Last year, the New York City Department of Education (NYCDOE) rolled out its annual testing results for the city’s students in a rather misleading manner. The press release touted the “significant progress” between 2010 and 2011 among city students, while, at a press conference, Mayor Michael Bloomberg called the results “dramatic.” In reality, however, the increase in proficiency rates (1-3 percentage points) was very modest, and, more importantly, the focus on the rates hid the fact that actual scale scores were either flat or decreased in most grades. In contrast, one year earlier, when the city’s proficiency rates dropped due to the state raising the cut scores, Mayor Bloomberg told reporters (correctly) that it was the actual scores that “really matter.”
Most recently, in announcing their 2011 graduation rates, the city did it again. The headline of the NYCDOE press release proclaims that “a record number of students graduated from high school in 2011.” This may be technically true, but the actual increase in the rate (rather than the number of graduates) was 0.4 percentage points, which is basically flat (as several reporters correctly noted). In addition, the city’s “college readiness rate” was similarly stagnant, falling slightly from 21.4 percent to 20.7 percent, while the graduation rate increase was higher both statewide and in New York State’s four other large districts (the city makes these comparisons when they are favorable).*
We’ve all become accustomed to this selective, exaggerated presentation of testing data, which is of course not at all limited to NYC. And it illustrates the obvious fact that test-based accountability plays out in multiple arenas, formal and informal, including the court of public opinion.
Some of the errors found in press releases and other official communications, in NYC and elsewhere, are common and probably unintentional (e.g., all three of the mistakes I discussed in this post). In other instances, however, results are misinterpreted in such a blatant fashion as to be a little absurd.
For instance, earlier this year, the New Jersey state education department issued a press release about achievement gaps that was rife with misinterpretations and overstated conclusions. They did the same thing in a state report on NJ charter school results, which they released at the same time they announced the governor’s plan to expand the charter sector.
For years, Chicago officials reported huge increases in student performance that were, at best, significantly overstated, while press releases coming from D.C. Public Schools over the past couple of years have gone to great lengths to present lackluster results in a favorable light (for example, see last year’s release, in which the headline points to “continued progress” among a subset of students, even though proficiency rates declined in most grades [making things worse, DCPS does not release scale scores, which precludes a full comparison between years]).

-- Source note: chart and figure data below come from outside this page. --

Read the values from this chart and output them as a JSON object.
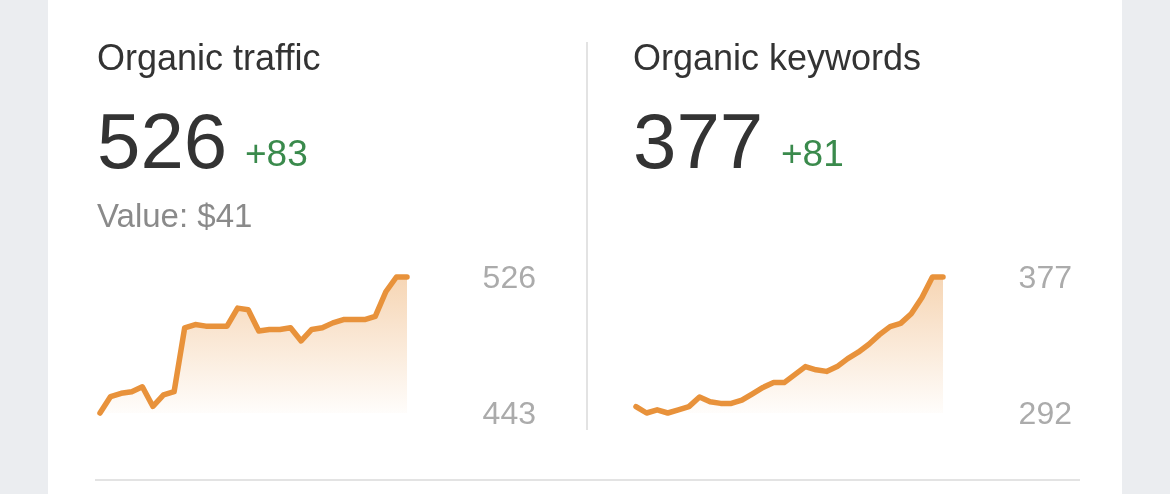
{
  "chart_data": [
    {
      "type": "area",
      "title": "Organic traffic",
      "annotations": [
        "526",
        "+83",
        "Value: $41"
      ],
      "categories": [
        null,
        null,
        null,
        null,
        null,
        null,
        null,
        null,
        null,
        null,
        null,
        null,
        null,
        null,
        null,
        null,
        null,
        null,
        null,
        null,
        null,
        null,
        null,
        null,
        null,
        null,
        null,
        null,
        null,
        null
      ],
      "values": [
        443,
        453,
        455,
        456,
        459,
        447,
        454,
        456,
        495,
        497,
        496,
        496,
        496,
        507,
        506,
        493,
        494,
        494,
        495,
        487,
        494,
        495,
        498,
        500,
        500,
        500,
        502,
        517,
        526,
        526
      ],
      "color": "#e8923b",
      "ylim": [
        443,
        526
      ],
      "yticks": [
        443,
        526
      ],
      "tick_labels": "y"
    },
    {
      "type": "area",
      "title": "Organic keywords",
      "annotations": [
        "377",
        "+81"
      ],
      "categories": [
        null,
        null,
        null,
        null,
        null,
        null,
        null,
        null,
        null,
        null,
        null,
        null,
        null,
        null,
        null,
        null,
        null,
        null,
        null,
        null,
        null,
        null,
        null,
        null,
        null,
        null,
        null,
        null,
        null,
        null
      ],
      "values": [
        296,
        292,
        294,
        292,
        294,
        296,
        302,
        299,
        298,
        298,
        300,
        304,
        308,
        311,
        311,
        316,
        321,
        319,
        318,
        321,
        326,
        330,
        335,
        341,
        346,
        348,
        354,
        364,
        377,
        377
      ],
      "color": "#e8923b",
      "ylim": [
        292,
        377
      ],
      "yticks": [
        292,
        377
      ],
      "tick_labels": "y"
    }
  ]
}
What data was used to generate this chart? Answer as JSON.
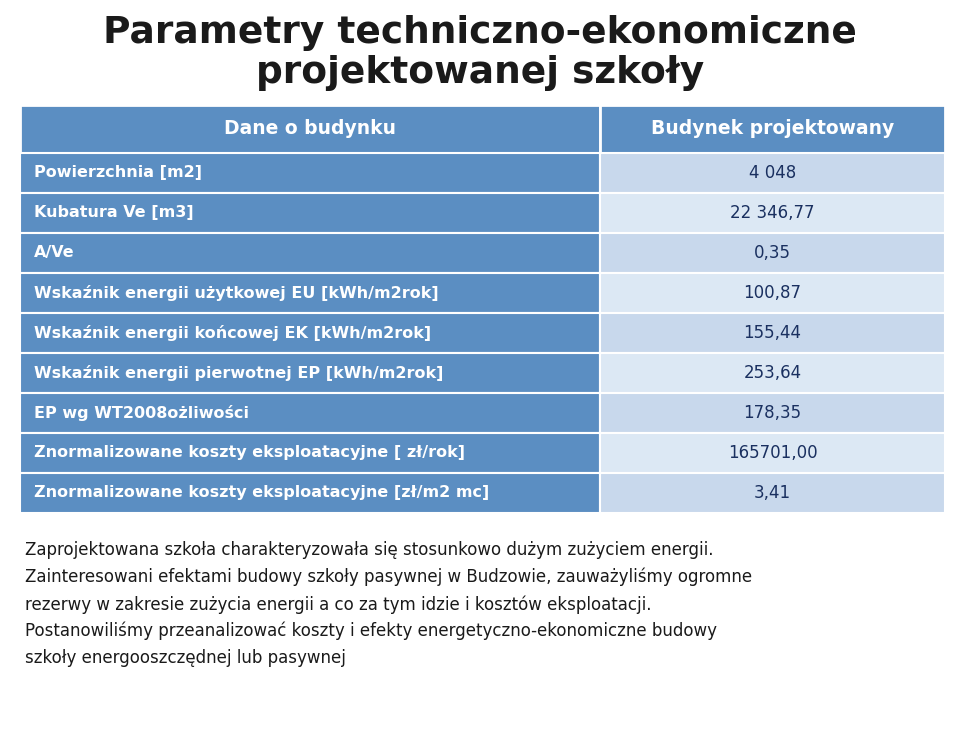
{
  "title_line1": "Parametry techniczno-ekonomiczne",
  "title_line2": "projektowanej szkoły",
  "header_col1": "Dane o budynku",
  "header_col2": "Budynek projektowany",
  "rows": [
    [
      "Powierzchnia [m2]",
      "4 048"
    ],
    [
      "Kubatura Ve [m3]",
      "22 346,77"
    ],
    [
      "A/Ve",
      "0,35"
    ],
    [
      "Wskaźnik energii użytkowej EU [kWh/m2rok]",
      "100,87"
    ],
    [
      "Wskaźnik energii końcowej EK [kWh/m2rok]",
      "155,44"
    ],
    [
      "Wskaźnik energii pierwotnej EP [kWh/m2rok]",
      "253,64"
    ],
    [
      "EP wg WT2008ożliwości",
      "178,35"
    ],
    [
      "Znormalizowane koszty eksploatacyjne [ zł/rok]",
      "165701,00"
    ],
    [
      "Znormalizowane koszty eksploatacyjne [zł/m2 mc]",
      "3,41"
    ]
  ],
  "footer_lines": [
    "Zaprojektowana szkoła charakteryzowała się stosunkowo dużym zużyciem energii.",
    "Zainteresowani efektami budowy szkoły pasywnej w Budzowie, zauważyliśmy ogromne",
    "rezerwy w zakresie zużycia energii a co za tym idzie i kosztów eksploatacji.",
    "Postanowiliśmy przeanalizować koszty i efekty energetyczno-ekonomiczne budowy",
    "szkoły energooszczędnej lub pasywnej"
  ],
  "color_header_bg": "#5b8ec2",
  "color_header_text": "#ffffff",
  "color_left_bg": "#5b8ec2",
  "color_left_text": "#ffffff",
  "color_right_odd_bg": "#c8d8ec",
  "color_right_even_bg": "#dce8f4",
  "color_right_text": "#1a3060",
  "bg_color": "#ffffff",
  "title_color": "#1a1a1a",
  "footer_color": "#1a1a1a",
  "divider_color": "#ffffff"
}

The root cause of this annual ritual is obvious: In some places, test scores are political life and death for elected and appointed officials. Reputations are so linked with results that the presentation of data can become an exercise in political messaging rather than informing the public with realistic, level-headed analysis of student performance.
In other words, not all test-based accountability is codified in policies like evaluations or school rating systems. The stakes are also informal and based on public perception, but they are no less high.
No matter what you think about the overall emphasis on testing in our education system, the politicization of annual results is an undesirable, perhaps inevitable side effect, one that is unlikely to abate any time soon. This is unfortunate given that cross-sectional, short-term test score trends are often as much, if not more a result of error and external factors than concrete policies or leadership.
In any case, it makes the job of education journalists exceedingly important. One hopes that they view all press releases with even more skepticism than usual, especially in places where the focus on test results is intense. The data, interpreted properly, can be very useful, but, by themselves, they’re not appropriate for judging individuals or policies, especially in the short-term. That may not make for particularly engrossing stories, but sometimes being a little boring is a public service.
- Matt Di Carlo
* Incidentally, the “all-time record” message was also used in announcing the previous year’s graduation results, which showed a 2.4 percentage point increase in the rate.